The pseudos and the greens should pose little problem for a new movement once it has found its feet. While the pseudo left is a lingering sickness that discredits socialism and revolution, it is tiny, shrinking and ineffectual. And the greens have seen their best days. While they have successfully spread their pall of doom and made it part of the popular consciousness, they have no credible alternative and are mainly sustained by electoral niche politics and the lifestyle needs of a section of the middle class.

So what about the chances of a modest socialist movement emerging from the dust?
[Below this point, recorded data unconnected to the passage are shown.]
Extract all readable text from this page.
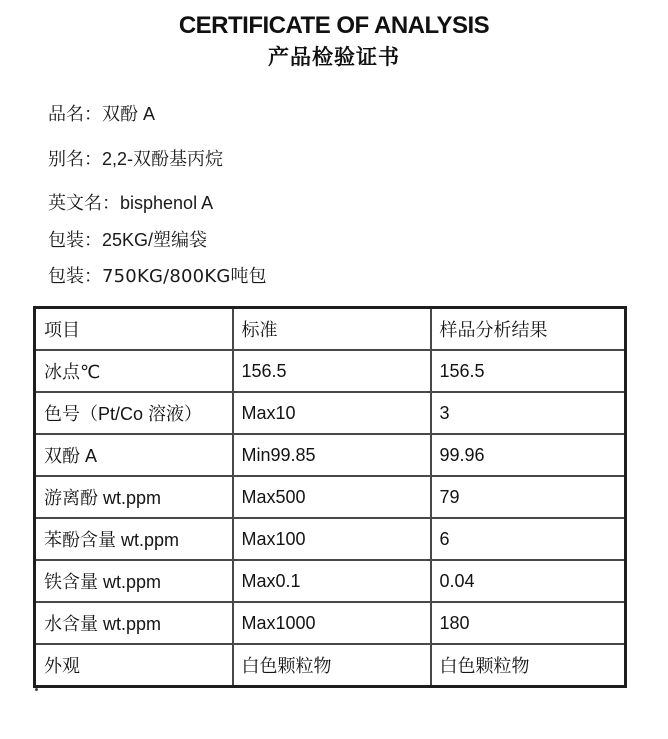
CERTIFICATE OF ANALYSIS
产品检验证书
品名：双酚 A
别名：2,2-双酚基丙烷
英文名：bisphenol A
包装：25KG/塑编袋
包装：750KG/800KG吨包
项目	标准	样品分析结果
冰点℃	156.5	156.5
色号（Pt/Co 溶液）	Max10	3
双酚 A	Min99.85	99.96
游离酚 wt.ppm	Max500	79
苯酚含量 wt.ppm	Max100	6
铁含量 wt.ppm	Max0.1	0.04
水含量 wt.ppm	Max1000	180
外观	白色颗粒物	白色颗粒物
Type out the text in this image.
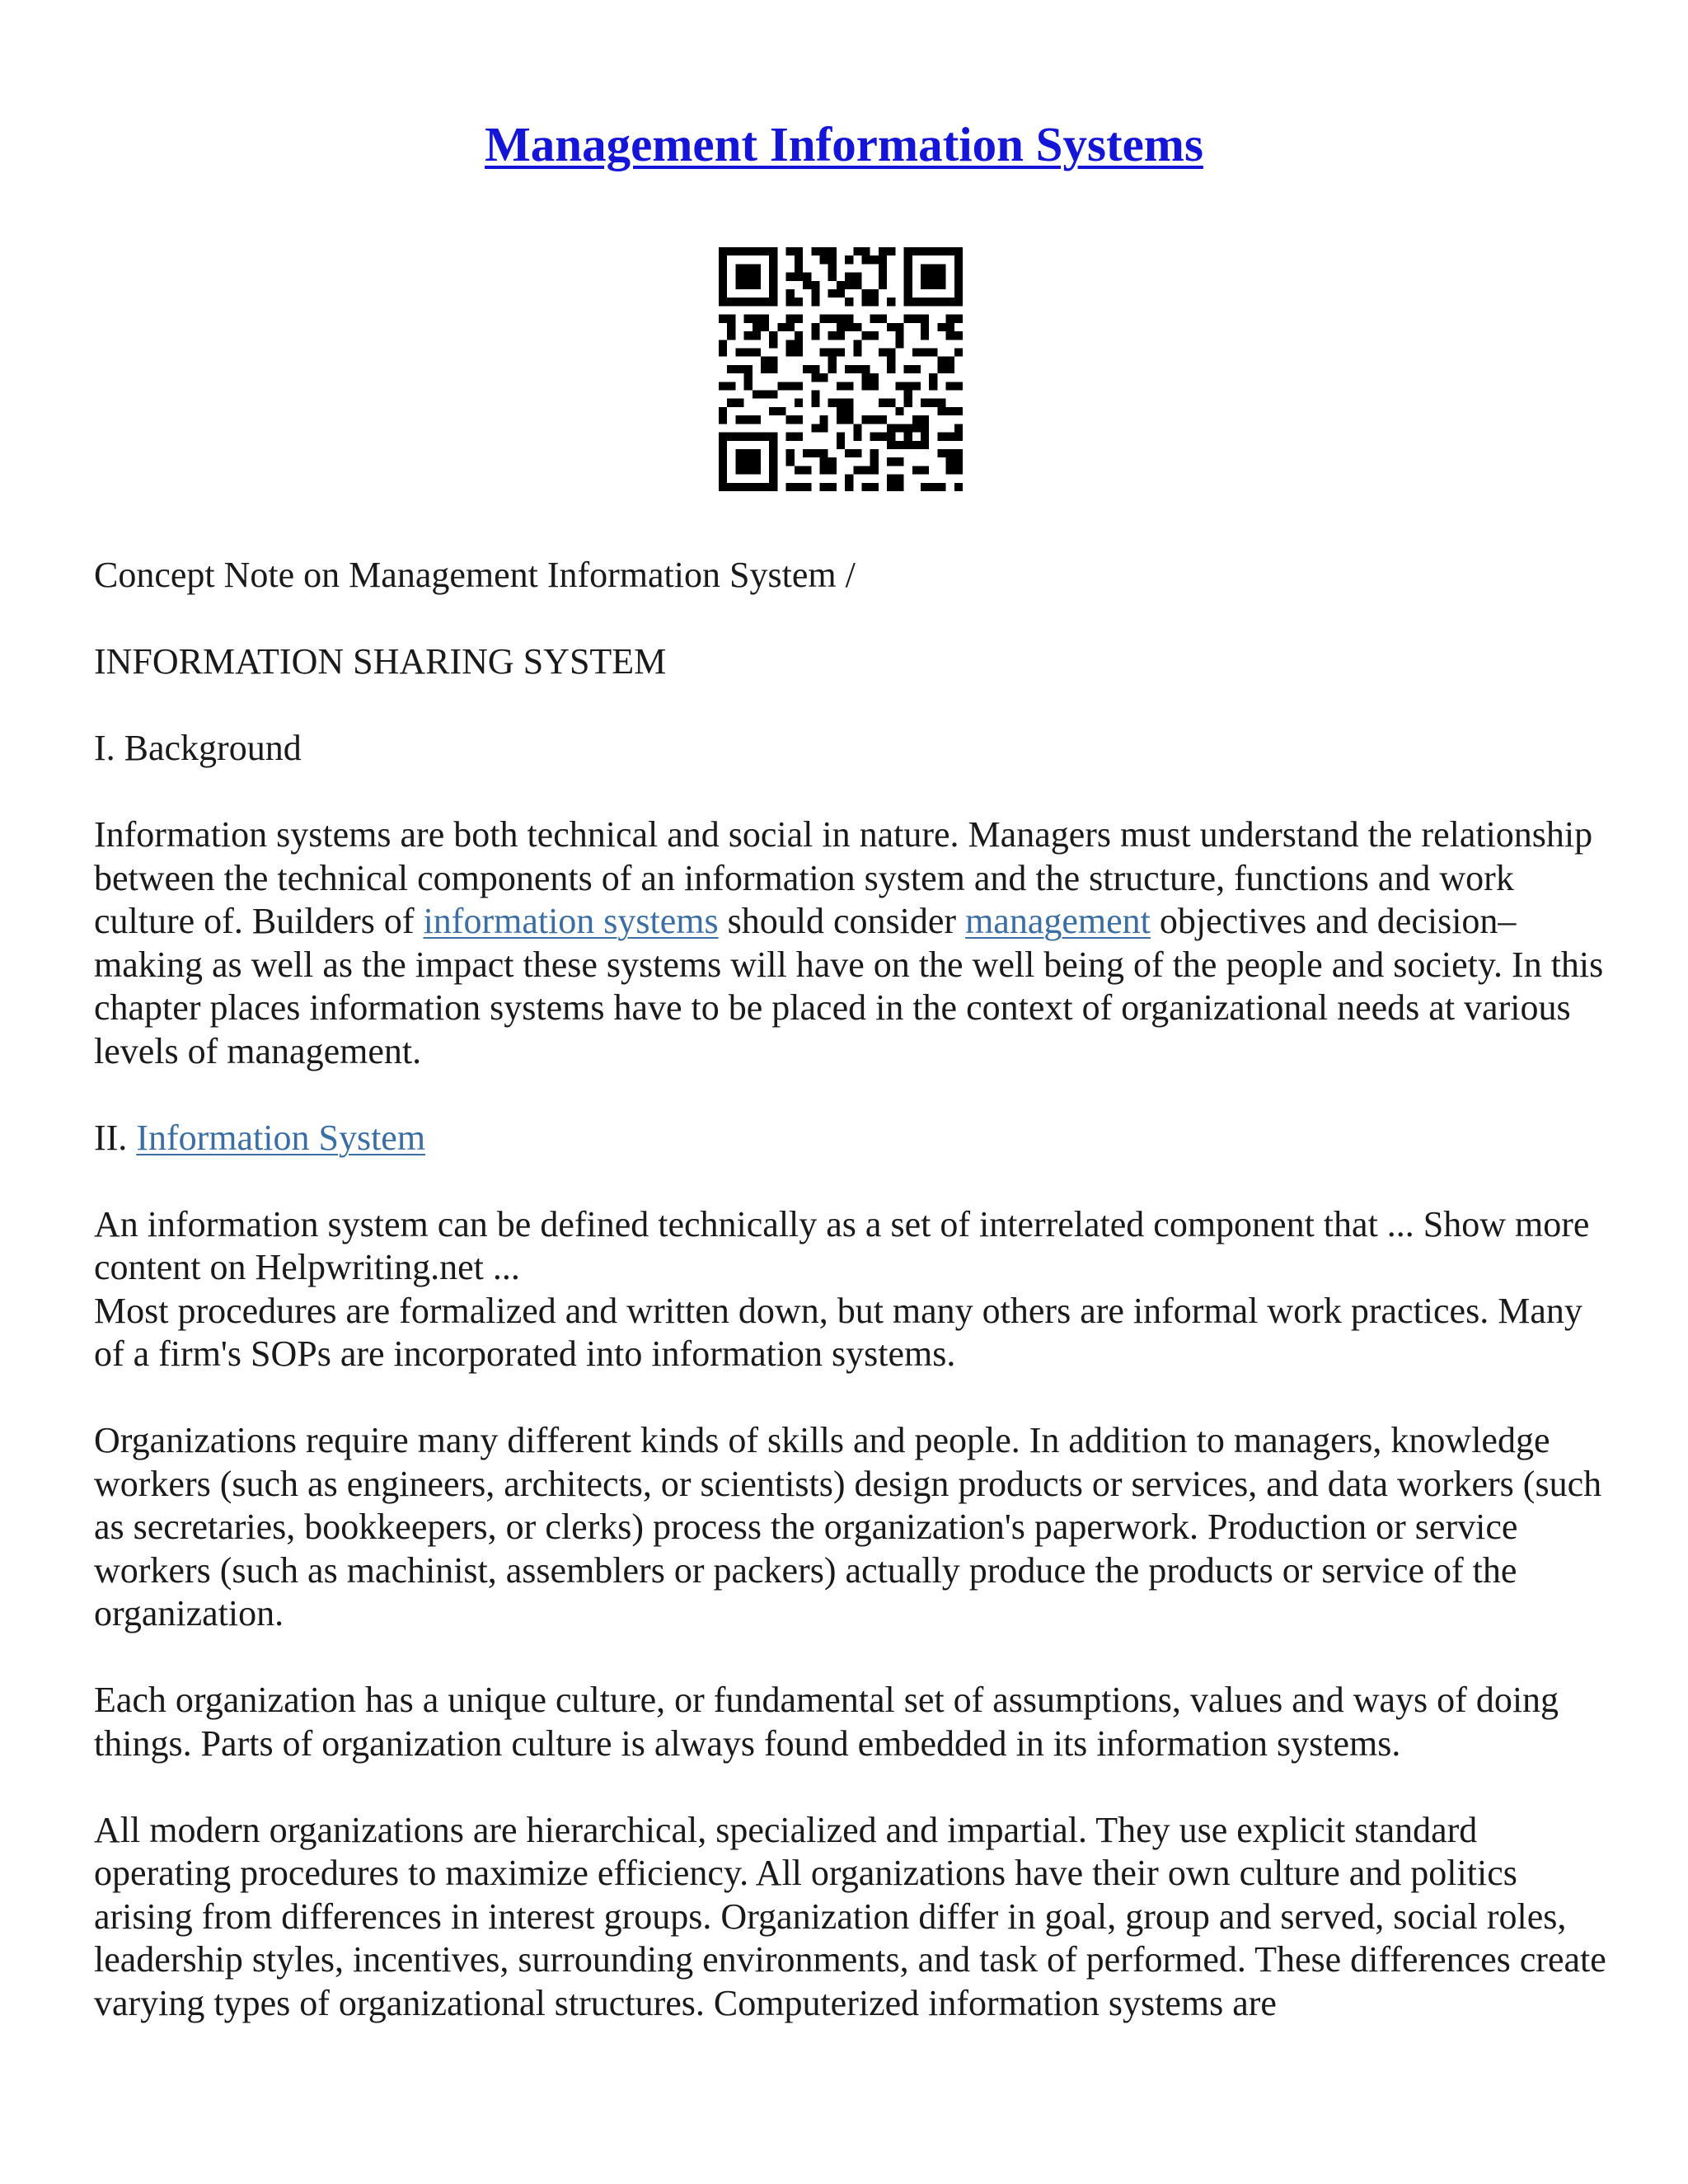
Management Information Systems

Concept Note on Management Information System /

INFORMATION SHARING SYSTEM

I. Background

Information systems are both technical and social in nature. Managers must understand the relationship between the technical components of an information system and the structure, functions and work culture of. Builders of information systems should consider management objectives and decision–making as well as the impact these systems will have on the well being of the people and society. In this chapter places information systems have to be placed in the context of organizational needs at various levels of management.

II. Information System

An information system can be defined technically as a set of interrelated component that ... Show more content on Helpwriting.net ...

Most procedures are formalized and written down, but many others are informal work practices. Many of a firm's SOPs are incorporated into information systems.

Organizations require many different kinds of skills and people. In addition to managers, knowledge workers (such as engineers, architects, or scientists) design products or services, and data workers (such as secretaries, bookkeepers, or clerks) process the organization's paperwork. Production or service workers (such as machinist, assemblers or packers) actually produce the products or service of the organization.

Each organization has a unique culture, or fundamental set of assumptions, values and ways of doing things. Parts of organization culture is always found embedded in its information systems.

All modern organizations are hierarchical, specialized and impartial. They use explicit standard operating procedures to maximize efficiency. All organizations have their own culture and politics arising from differences in interest groups. Organization differ in goal, group and served, social roles, leadership styles, incentives, surrounding environments, and task of performed. These differences create varying types of organizational structures. Computerized information systems are
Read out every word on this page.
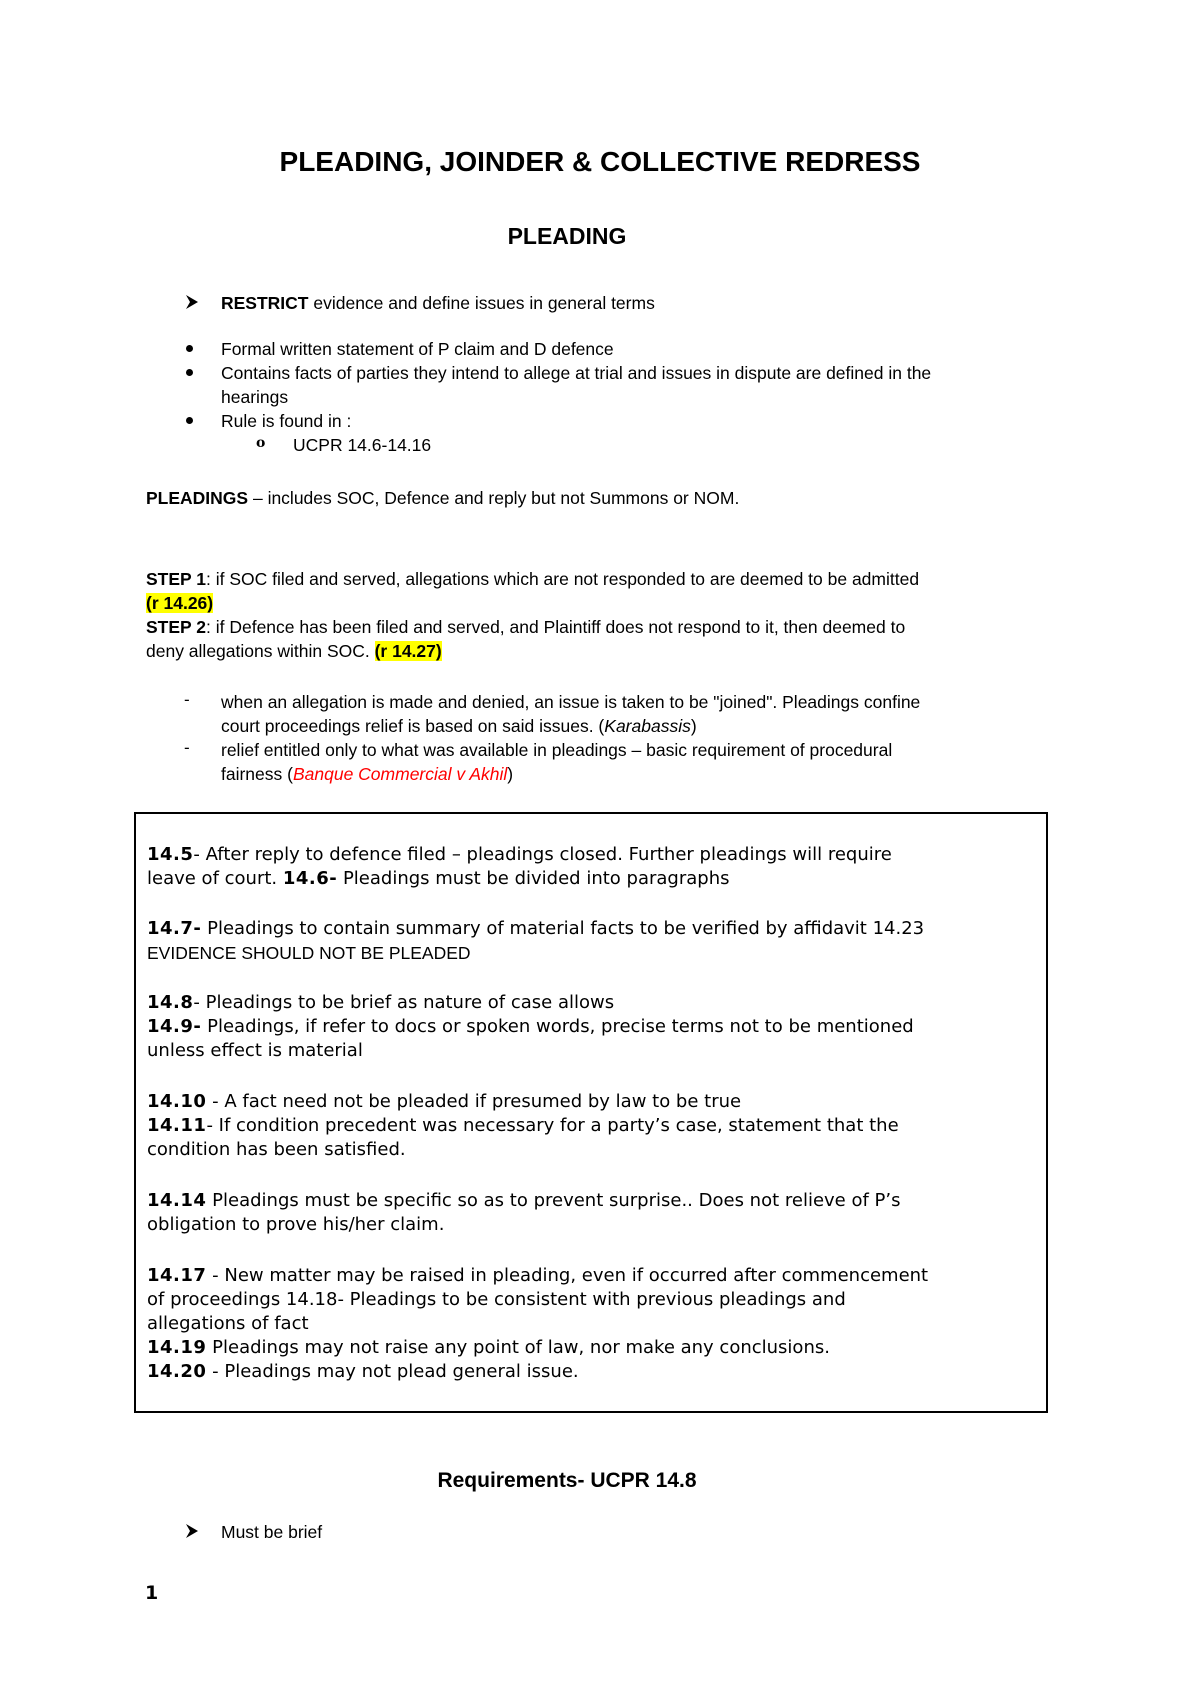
PLEADING, JOINDER & COLLECTIVE REDRESS
PLEADING
RESTRICT evidence and define issues in general terms
Formal written statement of P claim and D defence
Contains facts of parties they intend to allege at trial and issues in dispute are defined in the
hearings
Rule is found in :
o UCPR 14.6-14.16
PLEADINGS – includes SOC, Defence and reply but not Summons or NOM.
STEP 1: if SOC filed and served, allegations which are not responded to are deemed to be admitted
(r 14.26)
STEP 2: if Defence has been filed and served, and Plaintiff does not respond to it, then deemed to
deny allegations within SOC. (r 14.27)
- when an allegation is made and denied, an issue is taken to be "joined". Pleadings confine
court proceedings relief is based on said issues. (Karabassis)
- relief entitled only to what was available in pleadings – basic requirement of procedural
fairness (Banque Commercial v Akhil)
14.5- After reply to defence filed – pleadings closed. Further pleadings will require
leave of court. 14.6- Pleadings must be divided into paragraphs
14.7- Pleadings to contain summary of material facts to be verified by affidavit 14.23
EVIDENCE SHOULD NOT BE PLEADED
14.8- Pleadings to be brief as nature of case allows
14.9- Pleadings, if refer to docs or spoken words, precise terms not to be mentioned
unless effect is material
14.10 - A fact need not be pleaded if presumed by law to be true
14.11- If condition precedent was necessary for a party’s case, statement that the
condition has been satisfied.
14.14 Pleadings must be specific so as to prevent surprise.. Does not relieve of P’s
obligation to prove his/her claim.
14.17 - New matter may be raised in pleading, even if occurred after commencement
of proceedings 14.18- Pleadings to be consistent with previous pleadings and
allegations of fact
14.19 Pleadings may not raise any point of law, nor make any conclusions.
14.20 - Pleadings may not plead general issue.
Requirements- UCPR 14.8
Must be brief
1
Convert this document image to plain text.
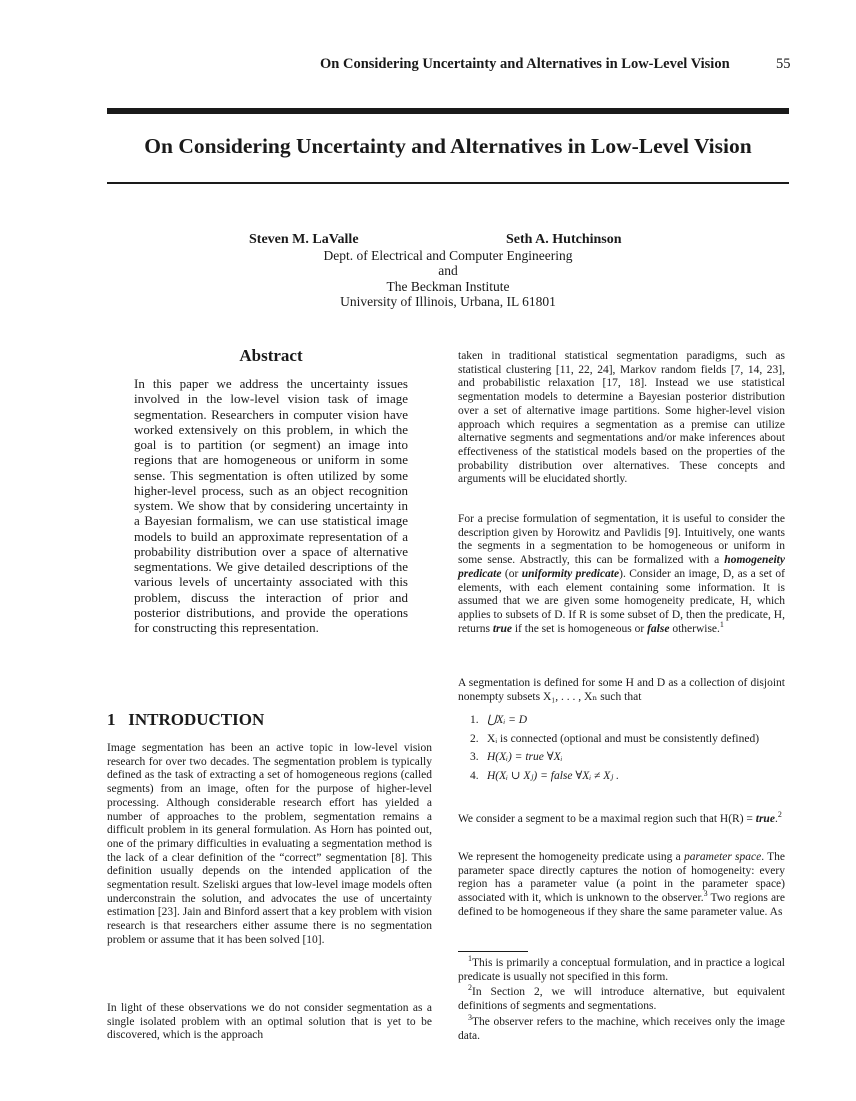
On Considering Uncertainty and Alternatives in Low-Level Vision	55
On Considering Uncertainty and Alternatives in Low-Level Vision
Steven M. LaValle	Seth A. Hutchinson
Dept. of Electrical and Computer Engineering
and
The Beckman Institute
University of Illinois, Urbana, IL 61801
Abstract
In this paper we address the uncertainty issues involved in the low-level vision task of image segmentation. Researchers in computer vision have worked extensively on this problem, in which the goal is to partition (or segment) an image into regions that are homogeneous or uniform in some sense. This segmentation is often utilized by some higher-level process, such as an object recognition system. We show that by considering uncertainty in a Bayesian formalism, we can use statistical image models to build an approximate representation of a probability distribution over a space of alternative segmentations. We give detailed descriptions of the various levels of uncertainty associated with this problem, discuss the interaction of prior and posterior distributions, and provide the operations for constructing this representation.
1 INTRODUCTION

Image segmentation has been an active topic in low-level vision research for over two decades. The segmentation problem is typically defined as the task of extracting a set of homogeneous regions (called segments) from an image, often for the purpose of higher-level processing. Although considerable research effort has yielded a number of approaches to the problem, segmentation remains a difficult problem in its general formulation. As Horn has pointed out, one of the primary difficulties in evaluating a segmentation method is the lack of a clear definition of the “correct” segmentation [8]. This definition usually depends on the intended application of the segmentation result. Szeliski argues that low-level image models often underconstrain the solution, and advocates the use of uncertainty estimation [23]. Jain and Binford assert that a key problem with vision research is that researchers either assume there is no segmentation problem or assume that it has been solved [10].

In light of these observations we do not consider segmentation as a single isolated problem with an optimal solution that is yet to be discovered, which is the approach

taken in traditional statistical segmentation paradigms, such as statistical clustering [11, 22, 24], Markov random fields [7, 14, 23], and probabilistic relaxation [17, 18]. Instead we use statistical segmentation models to determine a Bayesian posterior distribution over a set of alternative image partitions. Some higher-level vision approach which requires a segmentation as a premise can utilize alternative segments and segmentations and/or make inferences about effectiveness of the statistical models based on the properties of the probability distribution over alternatives. These concepts and arguments will be elucidated shortly.

For a precise formulation of segmentation, it is useful to consider the description given by Horowitz and Pavlidis [9]. Intuitively, one wants the segments in a segmentation to be homogeneous or uniform in some sense. Abstractly, this can be formalized with a homogeneity predicate (or uniformity predicate). Consider an image, D, as a set of elements, with each element containing some information. It is assumed that we are given some homogeneity predicate, H, which applies to subsets of D. If R is some subset of D, then the predicate, H, returns true if the set is homogeneous or false otherwise.$^1$

A segmentation is defined for some H and D as a collection of disjoint nonempty subsets X₁, . . . , Xₙ such that

1. ⋃Xᵢ = D
2. Xᵢ is connected (optional and must be consistently defined)
3. H(Xᵢ) = true ∀Xᵢ
4. H(Xᵢ ∪ Xⱼ) = false ∀Xᵢ ≠ Xⱼ .

We consider a segment to be a maximal region such that H(R) = true.$^2$

We represent the homogeneity predicate using a parameter space. The parameter space directly captures the notion of homogeneity: every region has a parameter value (a point in the parameter space) associated with it, which is unknown to the observer.$^3$ Two regions are defined to be homogeneous if they share the same parameter value. As

$^1$This is primarily a conceptual formulation, and in practice a logical predicate is usually not specified in this form.

$^2$In Section 2, we will introduce alternative, but equivalent definitions of segments and segmentations.

$^3$The observer refers to the machine, which receives only the image data.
A big problem is achieving critical mass and this is where the Net can be important. If you only have a handful of people expressing certain interesting ideas it does not get very far. However, if the handful is just a tad bigger, it triggers an explosion. The key thing, of course, is having the interesting ideas that strike a chord. You may not take the world by storm but you should attract a small minority who, for various reason, are amenable to such ideas.

A slight resurgence could also be helped by the business cycle going nasty. At the moment, the good times keep rolling on. A dramatic change in that department would provide more fertile soil.